We had faced this problem with our daughter, who was reading far ahead of her grade in kindergarten and begged her teacher for math problems to solve. When the school declined to accommodate her, and our applications to other public schools were unsuccessful, we transferred her to a new, STEM-focused private school rather than risk years of boredom. We regretted leaving the public-school system, and we were still wary of the competitive excesses of meritocracy, but we weren't willing to abandon it altogether.

The Department of Education didn't seem to be thinking about meritocracy at all. Its entire focus was on achieving diversity, and on rooting out the racism that stood in the way of that.

Many had just heard about the new plan, which buried the results of an internal poll showing that a majority of parents wanted to keep the old system. We were presented with a slideshow that included a photo of white adults snarling at black schoolchildren in the South in the 1960s—as if only vicious racism could motivate parents to oppose eliminating an admissions system that met superior work with a more challenging placement. Even if the placement was the fruit of a large historical injustice, parents are compromised; a policy that tells them to set aside their children's needs until that injustice has been remedied is asking for failure. Just in case the implication of racism wasn't enough to intimidate dissenters, when the presentation ended, and dozens of hands shot up, one of the speakers, a progressive city-council member, announced that he would take no questions. He waved off the uproar that ensued. It was just like the opt-out "education session" my wife had attended: The deal was done. There was only one truth.

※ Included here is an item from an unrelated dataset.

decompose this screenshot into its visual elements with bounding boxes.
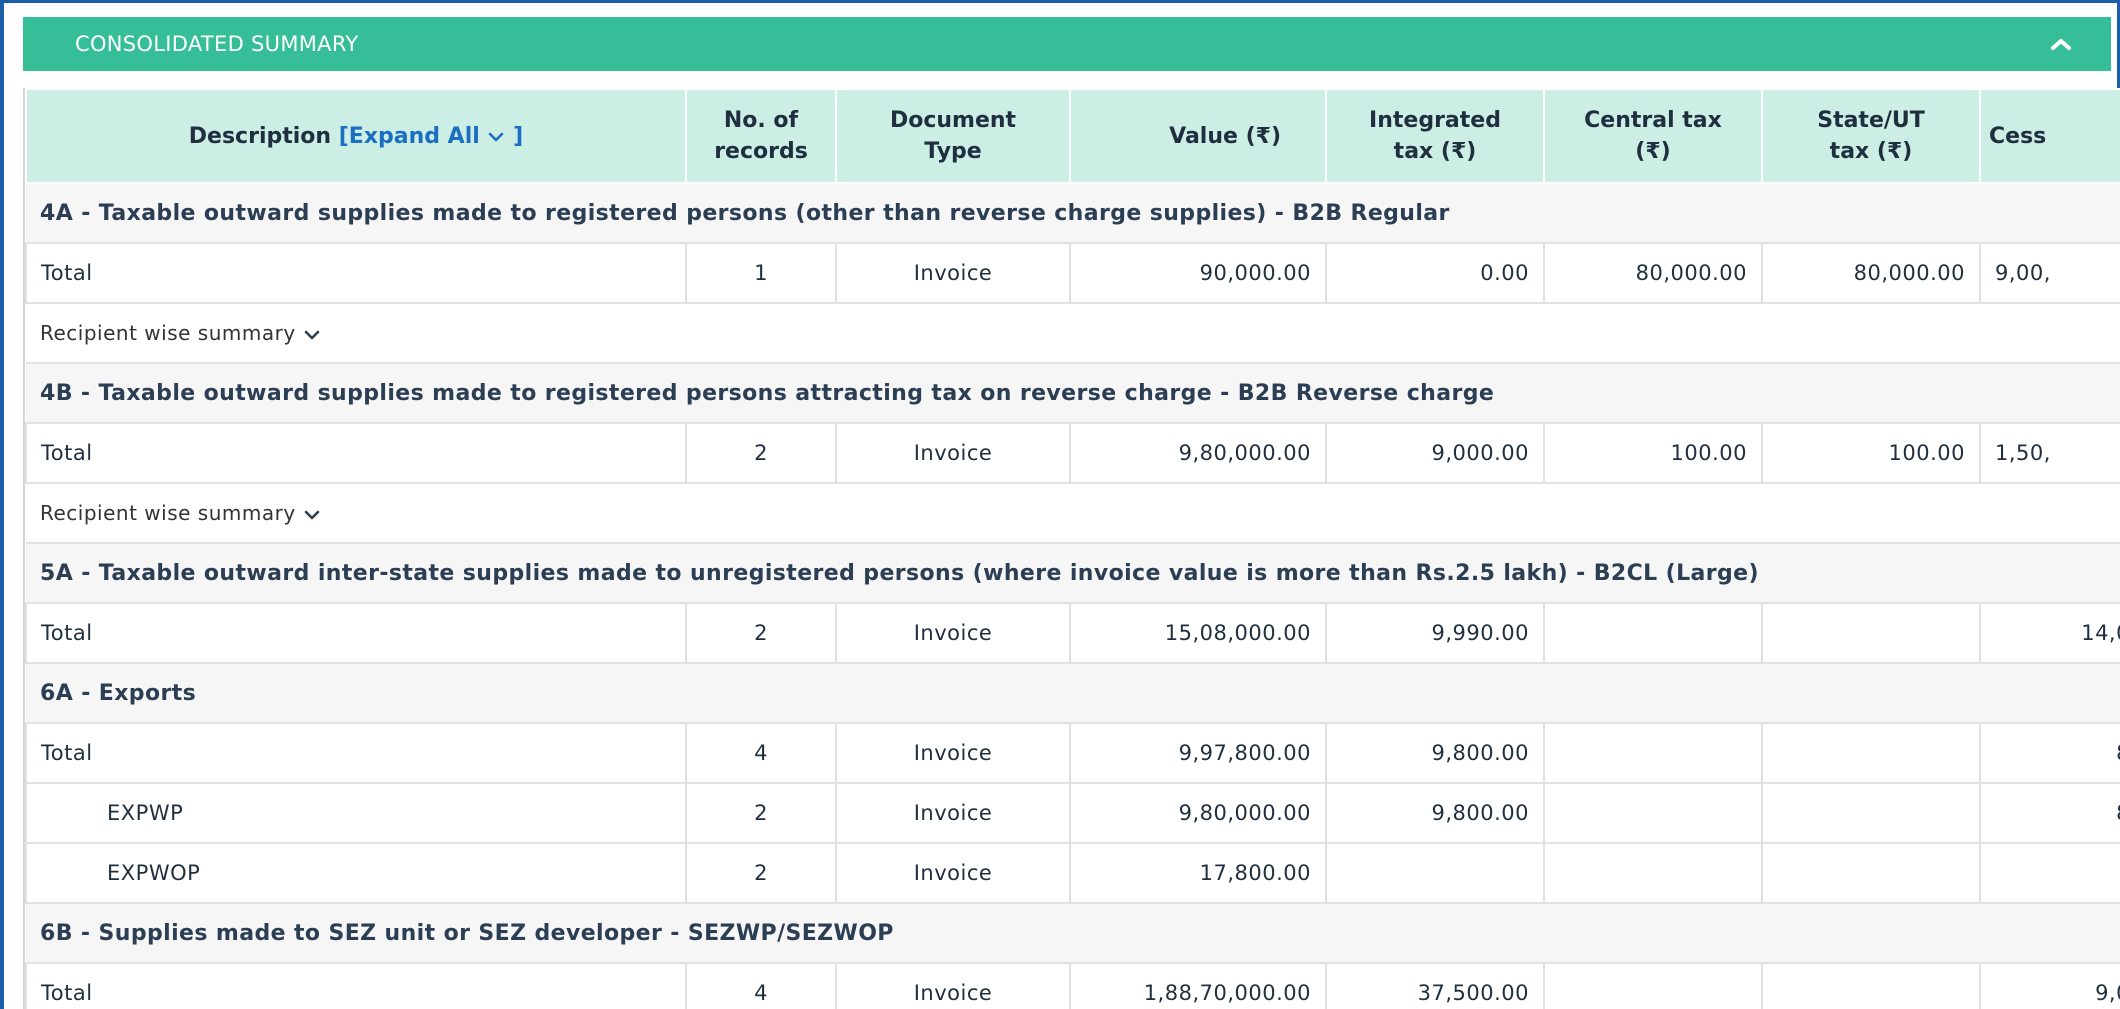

De Blasio's schools chancellor, Richard Carranza, has answered critics of the diversity initiative by calling them out for racism and refusing to let them "silence" him. As part of the initiative, Carranza has mandated anti-bias training for every employee of the school system, at a cost of $23 million. One training slide was titled "White Supremacy Culture." It included "Perfectionism," "Individualism," "Objectivity," and "Worship of the Written Word" among the white-supremacist values that need to be disrupted. In the name of exposing racial bias, the training created its own kind.

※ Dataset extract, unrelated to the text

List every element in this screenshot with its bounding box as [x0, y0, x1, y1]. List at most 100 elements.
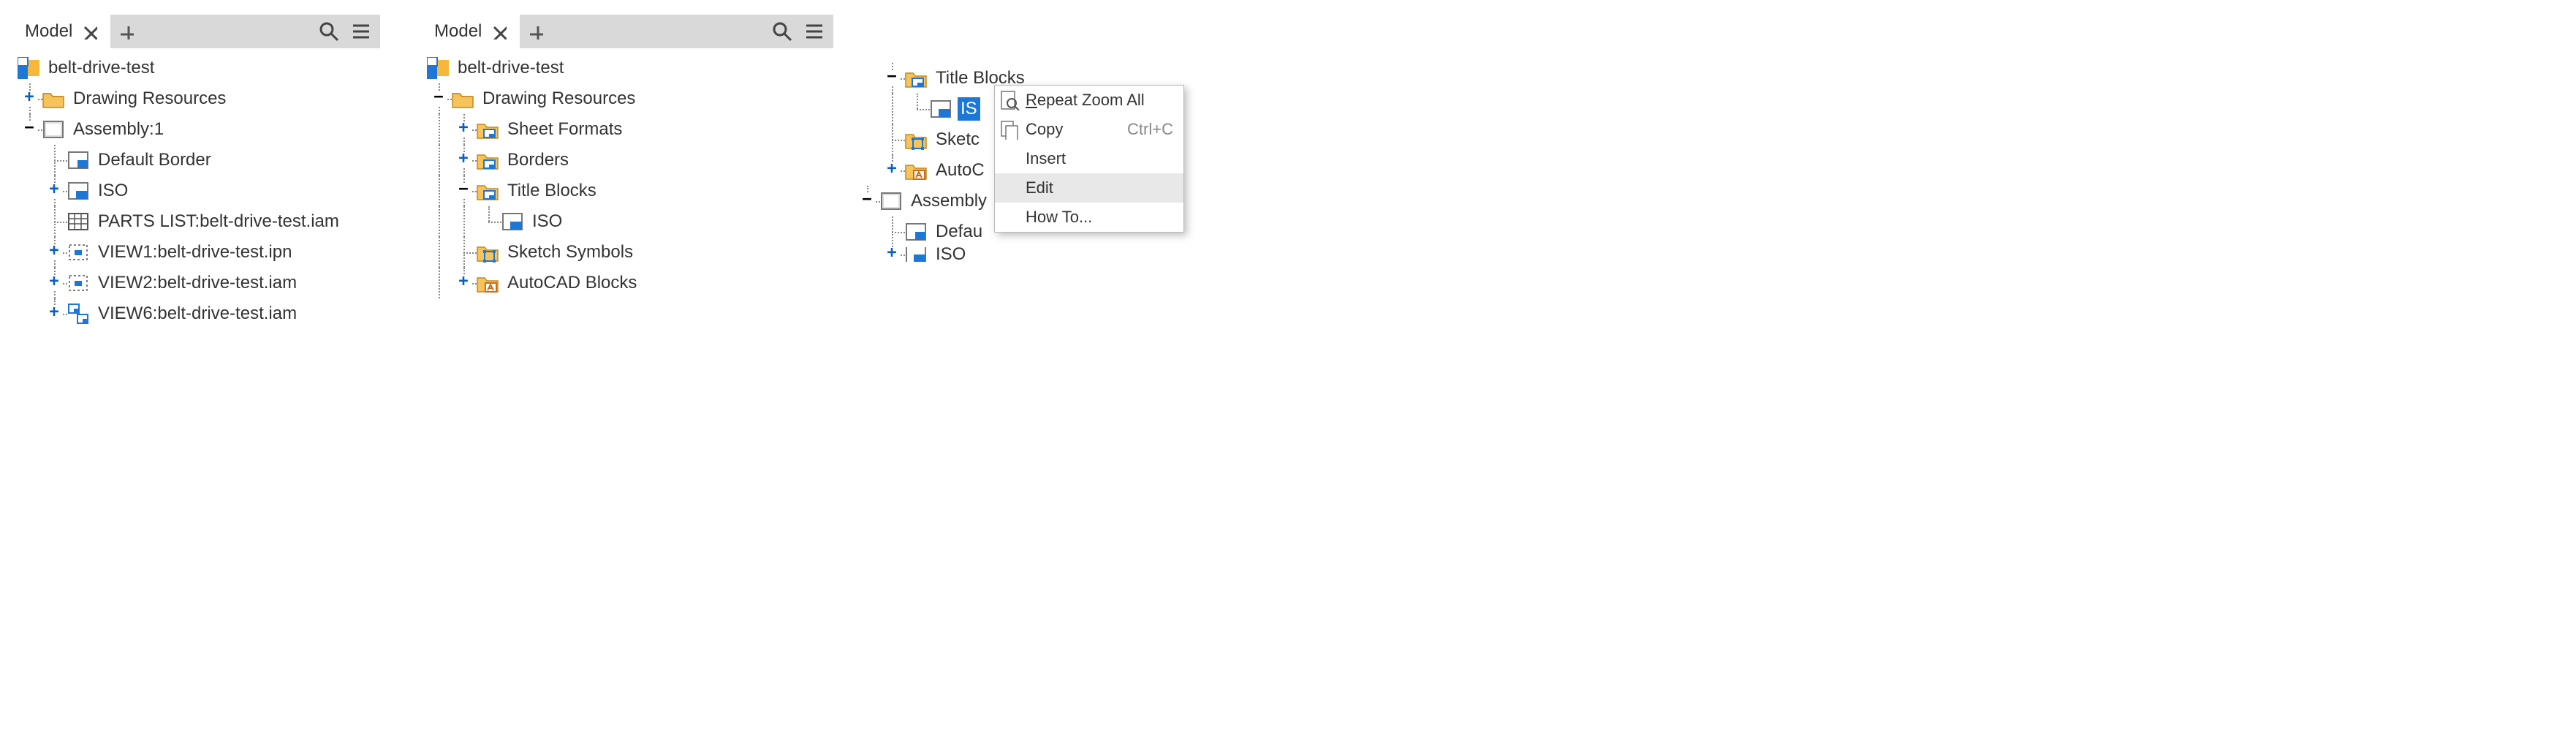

calling out racism and getting rid of objective standards won't create real equality or close the achievement gap, and might have the perverse effect of making it worse by driving out families of all races who cling to an idea of education based on real merit. If integration is a necessary condition for equality, it isn't sufficient. Equality is too important to be left to an ideology that rejects universal values.

When his teacher assigned students to write about how they felt about their identity, letting the class know that whiteness was a source of guilt for her, our son told her that he couldn't do it. The assignment was too personal, and it didn't leave enough space for him to describe all that made him who he was.

"Isn't school for learning math and science and reading," he asked us one day, "not for teachers to tell us what to think about society?" He was responding as kids do when adults keep telling them what to think. He had what my wife called unpoliticized empathy.